Maybe I'm missing something here but why not just generate a Rust enum with the #[non_exhaustive] attribute?

In proto3, the enums are open and the language guide suggests that unknown values are preserved in the message. I could not find anything more normative, but Prost currently conforms to this by erasing the enum type in message fields. While I mostly find myself needing more idiomatic domain types to work with protobuf-originated data anyway, this gives more room for programmer error than necessary.

~I lean towards this proposal~ This proposal has advantages over an added Unknown(i32) variant, since that one:

  1. injects a magical name which might come into conflict with an actually defined *UNKNOWN variant;
  2. loses #[repr(i32)] and makes the size of all generated enum types to be two 32-bit words rather than one.

A somewhat more cumbersome solution that preserves the enums could be a generic wrapper like this:

pub enum EnumFieldValue<T> {
    Known(T),
    Unknown(i32),
}

impl<T> EnumFieldValue<T> {
    pub fn unwrap(self) -> T {
        unimplemented!("for brevity")
    }

    pub fn known_or_else<E, F>(self, err: F) -> Result<T, E>
    where
        F: FnOnce(i32) -> E,
    {
        unimplemented!("for brevity")
    }
}

This has the same effect on the field size as Unknown(i32).

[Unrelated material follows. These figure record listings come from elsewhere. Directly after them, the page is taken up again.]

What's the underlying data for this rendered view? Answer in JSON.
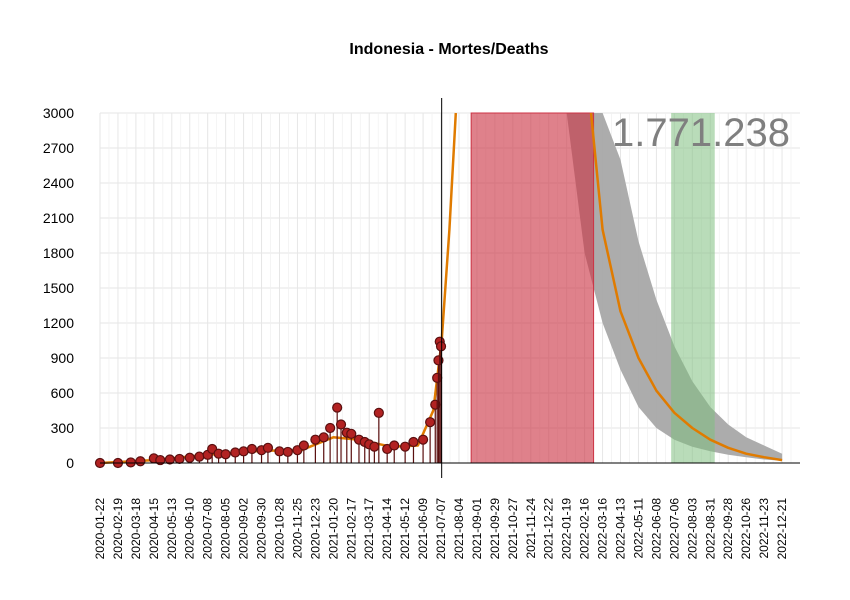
{
  "chart_data": {
    "type": "line",
    "title": "Indonesia - Mortes/Deaths",
    "xlabel": "",
    "ylabel": "",
    "ylim": [
      0,
      3000
    ],
    "yticks": [
      0,
      300,
      600,
      900,
      1200,
      1500,
      1800,
      2100,
      2400,
      2700,
      3000
    ],
    "xlim": [
      "2020-01-22",
      "2023-01-18"
    ],
    "xticks": [
      "2020-01-22",
      "2020-02-19",
      "2020-03-18",
      "2020-04-15",
      "2020-05-13",
      "2020-06-10",
      "2020-07-08",
      "2020-08-05",
      "2020-09-02",
      "2020-09-30",
      "2020-10-28",
      "2020-11-25",
      "2020-12-23",
      "2021-01-20",
      "2021-02-17",
      "2021-03-17",
      "2021-04-14",
      "2021-05-12",
      "2021-06-09",
      "2021-07-07",
      "2021-08-04",
      "2021-09-01",
      "2021-09-29",
      "2021-10-27",
      "2021-11-24",
      "2021-12-22",
      "2022-01-19",
      "2022-02-16",
      "2022-03-16",
      "2022-04-13",
      "2022-05-11",
      "2022-06-08",
      "2022-07-06",
      "2022-08-03",
      "2022-08-31",
      "2022-09-28",
      "2022-10-26",
      "2022-11-23",
      "2022-12-21"
    ],
    "grid": true,
    "annotation": "1.771.238",
    "current_date": "2021-07-08",
    "red_band": {
      "x": [
        "2021-08-23",
        "2022-03-02"
      ],
      "y": [
        0,
        3000
      ]
    },
    "green_band": {
      "x": [
        "2022-07-01",
        "2022-09-07"
      ],
      "y": [
        0,
        3000
      ]
    },
    "observed_points": [
      {
        "x": "2020-01-22",
        "y": 0
      },
      {
        "x": "2020-02-19",
        "y": 0
      },
      {
        "x": "2020-03-10",
        "y": 5
      },
      {
        "x": "2020-03-25",
        "y": 15
      },
      {
        "x": "2020-04-15",
        "y": 40
      },
      {
        "x": "2020-04-25",
        "y": 25
      },
      {
        "x": "2020-05-10",
        "y": 30
      },
      {
        "x": "2020-05-25",
        "y": 35
      },
      {
        "x": "2020-06-10",
        "y": 45
      },
      {
        "x": "2020-06-25",
        "y": 55
      },
      {
        "x": "2020-07-08",
        "y": 70
      },
      {
        "x": "2020-07-15",
        "y": 120
      },
      {
        "x": "2020-07-25",
        "y": 80
      },
      {
        "x": "2020-08-05",
        "y": 75
      },
      {
        "x": "2020-08-20",
        "y": 90
      },
      {
        "x": "2020-09-02",
        "y": 100
      },
      {
        "x": "2020-09-15",
        "y": 120
      },
      {
        "x": "2020-09-30",
        "y": 110
      },
      {
        "x": "2020-10-10",
        "y": 130
      },
      {
        "x": "2020-10-28",
        "y": 100
      },
      {
        "x": "2020-11-10",
        "y": 95
      },
      {
        "x": "2020-11-25",
        "y": 110
      },
      {
        "x": "2020-12-05",
        "y": 150
      },
      {
        "x": "2020-12-23",
        "y": 200
      },
      {
        "x": "2021-01-05",
        "y": 220
      },
      {
        "x": "2021-01-15",
        "y": 300
      },
      {
        "x": "2021-01-26",
        "y": 475
      },
      {
        "x": "2021-02-01",
        "y": 330
      },
      {
        "x": "2021-02-10",
        "y": 260
      },
      {
        "x": "2021-02-17",
        "y": 250
      },
      {
        "x": "2021-03-01",
        "y": 200
      },
      {
        "x": "2021-03-10",
        "y": 180
      },
      {
        "x": "2021-03-17",
        "y": 160
      },
      {
        "x": "2021-03-25",
        "y": 140
      },
      {
        "x": "2021-04-01",
        "y": 430
      },
      {
        "x": "2021-04-14",
        "y": 120
      },
      {
        "x": "2021-04-25",
        "y": 150
      },
      {
        "x": "2021-05-12",
        "y": 140
      },
      {
        "x": "2021-05-25",
        "y": 180
      },
      {
        "x": "2021-06-09",
        "y": 200
      },
      {
        "x": "2021-06-20",
        "y": 350
      },
      {
        "x": "2021-06-28",
        "y": 500
      },
      {
        "x": "2021-07-01",
        "y": 730
      },
      {
        "x": "2021-07-03",
        "y": 880
      },
      {
        "x": "2021-07-05",
        "y": 1040
      },
      {
        "x": "2021-07-07",
        "y": 1000
      }
    ],
    "fitted_curve": [
      {
        "x": "2020-01-22",
        "y": 0
      },
      {
        "x": "2020-04-15",
        "y": 25
      },
      {
        "x": "2020-07-08",
        "y": 70
      },
      {
        "x": "2020-09-30",
        "y": 105
      },
      {
        "x": "2020-12-01",
        "y": 110
      },
      {
        "x": "2021-01-20",
        "y": 220
      },
      {
        "x": "2021-03-01",
        "y": 200
      },
      {
        "x": "2021-04-20",
        "y": 140
      },
      {
        "x": "2021-06-01",
        "y": 150
      },
      {
        "x": "2021-06-25",
        "y": 450
      },
      {
        "x": "2021-07-08",
        "y": 1050
      },
      {
        "x": "2021-07-20",
        "y": 2000
      },
      {
        "x": "2021-07-30",
        "y": 3000
      }
    ],
    "forecast_curve": [
      {
        "x": "2022-02-26",
        "y": 3000
      },
      {
        "x": "2022-03-16",
        "y": 2000
      },
      {
        "x": "2022-04-13",
        "y": 1300
      },
      {
        "x": "2022-05-11",
        "y": 900
      },
      {
        "x": "2022-06-08",
        "y": 620
      },
      {
        "x": "2022-07-06",
        "y": 430
      },
      {
        "x": "2022-08-03",
        "y": 300
      },
      {
        "x": "2022-08-31",
        "y": 200
      },
      {
        "x": "2022-09-28",
        "y": 130
      },
      {
        "x": "2022-10-26",
        "y": 80
      },
      {
        "x": "2022-11-23",
        "y": 50
      },
      {
        "x": "2022-12-21",
        "y": 25
      }
    ],
    "forecast_band": [
      {
        "x": "2022-01-19",
        "lo": 3000,
        "hi": 3000
      },
      {
        "x": "2022-02-16",
        "lo": 1800,
        "hi": 3000
      },
      {
        "x": "2022-03-16",
        "lo": 1200,
        "hi": 3000
      },
      {
        "x": "2022-04-13",
        "lo": 800,
        "hi": 2600
      },
      {
        "x": "2022-05-11",
        "lo": 480,
        "hi": 1900
      },
      {
        "x": "2022-06-08",
        "lo": 300,
        "hi": 1400
      },
      {
        "x": "2022-07-06",
        "lo": 200,
        "hi": 1000
      },
      {
        "x": "2022-08-03",
        "lo": 140,
        "hi": 700
      },
      {
        "x": "2022-08-31",
        "lo": 100,
        "hi": 480
      },
      {
        "x": "2022-09-28",
        "lo": 70,
        "hi": 330
      },
      {
        "x": "2022-10-26",
        "lo": 50,
        "hi": 220
      },
      {
        "x": "2022-11-23",
        "lo": 30,
        "hi": 150
      },
      {
        "x": "2022-12-21",
        "lo": 20,
        "hi": 80
      }
    ],
    "colors": {
      "points": "#b22222",
      "points_outline": "#5a0f0f",
      "fit": "#e07b00",
      "red_band": "#cc3344",
      "green_band": "#7fbf7f",
      "forecast_band": "#a8a8a8",
      "grid": "#e6e6e6",
      "annotation": "#7f7f7f"
    }
  }
}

Regardless of the above, you'd want your proto3-derived enums to be annotated with #[non_exhaustive], as you'd want your structs (with some builder code to get over the initialization issues) since this is how bindings are expected to be evolved with protobuf's semver conventions.

mzabaluev avatar Mar 24 '24 21:03 mzabaluev

This has the same effect on the field size as Unknown(i32).

PhantomData to the rescue:

pub struct EnumFieldValue<T> {
    value: i32,
    _phantom: core::marker::PhantomData<T>,
}

impl<T> EnumFieldValue<T>
where
    i32: TryInto<T>,
{
    pub fn unwrap(self) -> T {
        let v = self.value;
        v.try_into()
            .map_err(|_| format!("unknown field value {}", v))
            .unwrap()
    }

    pub fn known_or_else<E, F>(self, err: F) -> Result<T, E>
    where
        F: FnOnce(i32) -> E,
    {
        let v = self.value;
        v.try_into().map_err(|_| err(v))
    }
}

mzabaluev avatar Mar 25 '24 03:03 mzabaluev